# Trait ndarray_stats::CorrelationExt

``````pub trait CorrelationExt<A, S> where    S: Data<Elem = A>, {
fn cov(&self, ddof: A) -> Result<Array2<A>, EmptyInput>    where        A: Float + FromPrimitive;
fn pearson_correlation(&self) -> Result<Array2<A>, EmptyInput>    where        A: Float + FromPrimitive;
fn __private__(&self, _: PrivateMarker);
}``````
Expand description

Extension trait for `ArrayBase` providing functions to compute different correlation measures.

## Required Methods

Return the covariance matrix `C` for a 2-dimensional array of observations `M`.

Let `(r, o)` be the shape of `M`:

• `r` is the number of random variables;
• `o` is the number of observations we have collected for each random variable.

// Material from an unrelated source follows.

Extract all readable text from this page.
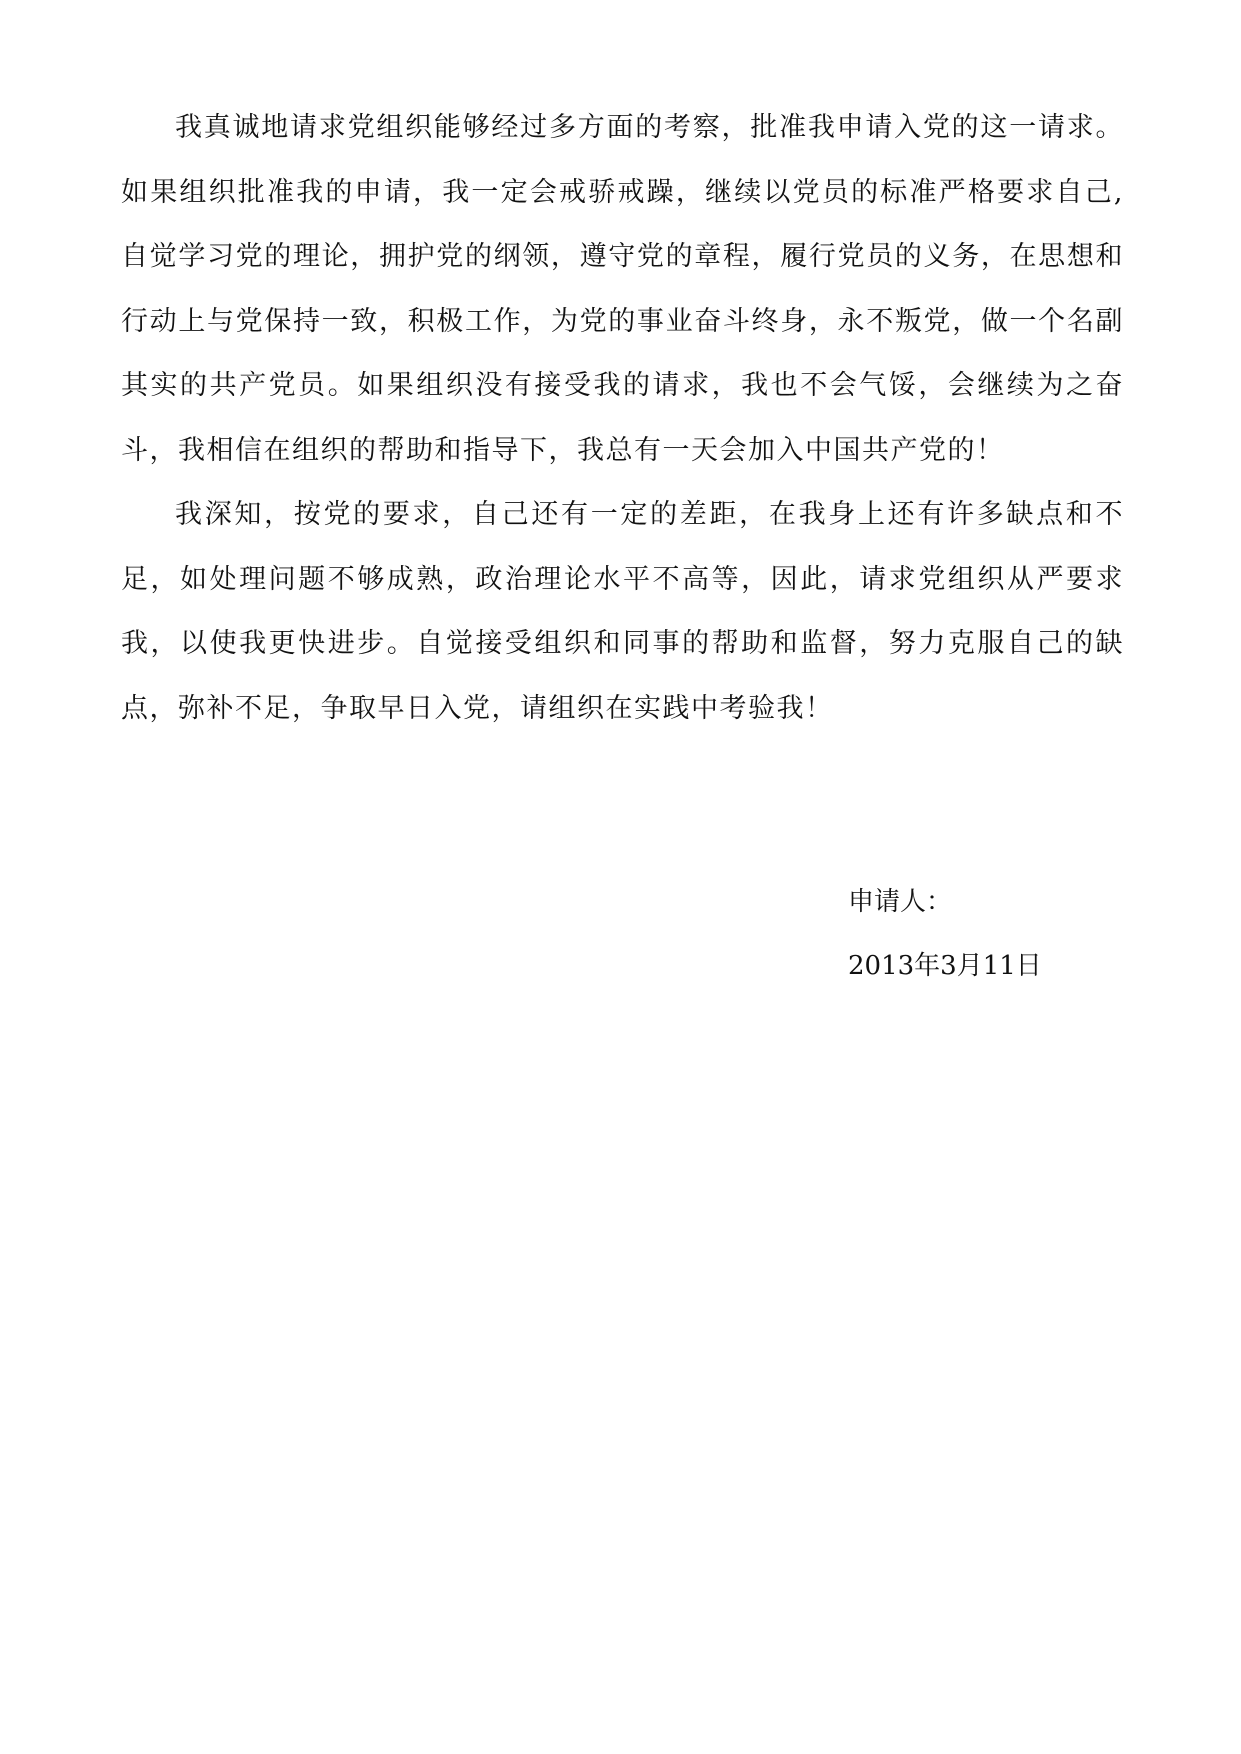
我真诚地请求党组织能够经过多方面的考察，批准我申请入党的这一请求。如果组织批准我的申请，我一定会戒骄戒躁，继续以党员的标准严格要求自己,自觉学习党的理论，拥护党的纲领，遵守党的章程，履行党员的义务，在思想和行动上与党保持一致，积极工作，为党的事业奋斗终身，永不叛党，做一个名副其实的共产党员。如果组织没有接受我的请求，我也不会气馁，会继续为之奋斗，我相信在组织的帮助和指导下，我总有一天会加入中国共产党的！

我深知，按党的要求，自己还有一定的差距，在我身上还有许多缺点和不足，如处理问题不够成熟，政治理论水平不高等，因此，请求党组织从严要求我，以使我更快进步。自觉接受组织和同事的帮助和监督，努力克服自己的缺点，弥补不足，争取早日入党，请组织在实践中考验我！

申请人：
2013年3月11日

Every column in `M` is an experiment: a single observation for each random variable. Each row in `M` contains all the observations for a certain random variable.

The parameter `ddof` specifies the “delta degrees of freedom”. For example, to calculate the population covariance, use `ddof = 0`, or to calculate the sample covariance (unbiased estimate), use `ddof = 1`.

The covariance of two random variables is defined as:

``````               1       n
cov(X, Y) = ――――――――   ∑ (xᵢ - x̅)(yᵢ - y̅)
n - ddof  i=1``````

where

``````    1   n
x̅ = ―   ∑ xᵢ
n  i=1``````

and similarly for ̅y.

If `M` is empty (either zero observations or zero random variables), it returns `Err(EmptyInput)`.

Panics if `ddof` is negative or greater than or equal to the number of observations, or if the type cast of `n_observations` from `usize` to `A` fails.

##### Example
``````use ndarray::{aview2, arr2};
use ndarray_stats::CorrelationExt;

let a = arr2(&[[1., 3., 5.],
[2., 4., 6.]]);
let covariance = a.cov(1.).unwrap();
assert_eq!(
covariance,
aview2(&[[4., 4.], [4., 4.]])
);``````

Return the Pearson correlation coefficients for a 2-dimensional array of observations `M`.

Let `(r, o)` be the shape of `M`:

• `r` is the number of random variables;
• `o` is the number of observations we have collected for each random variable.

Every column in `M` is an experiment: a single observation for each random variable. Each row in `M` contains all the observations for a certain random variable.

The Pearson correlation coefficient of two random variables is defined as:

``````             cov(X, Y)
rho(X, Y) = ――――――――――――
std(X)std(Y)``````

Let `R` be the matrix returned by this function. Then

``R_ij = rho(X_i, X_j)``

If `M` is empty (either zero observations or zero random variables), it returns `Err(EmptyInput)`.

Panics if the type cast of `n_observations` from `usize` to `A` fails or if the standard deviation of one of the random variables is zero and division by zero panics for type A.

##### Example
``````use approx;
use ndarray::arr2;
use ndarray_stats::CorrelationExt;
use approx::AbsDiffEq;

let a = arr2(&[[1., 3., 5.],
[2., 4., 6.]]);
let corr = a.pearson_correlation().unwrap();
let epsilon = 1e-7;
assert!(
corr.abs_diff_eq(
&arr2(&[
[1., 1.],
[1., 1.],
]),
epsilon
)
);``````

This method makes this trait impossible to implement outside of `ndarray-stats` so that we can freely add new methods, etc., to this trait without breaking changes.

We don’t anticipate any other crates needing to implement this trait, but if you do have such a use-case, please let us know.

Warning This method is not considered part of the public API, and client code should not rely on it being present. It may be removed in a non-breaking release.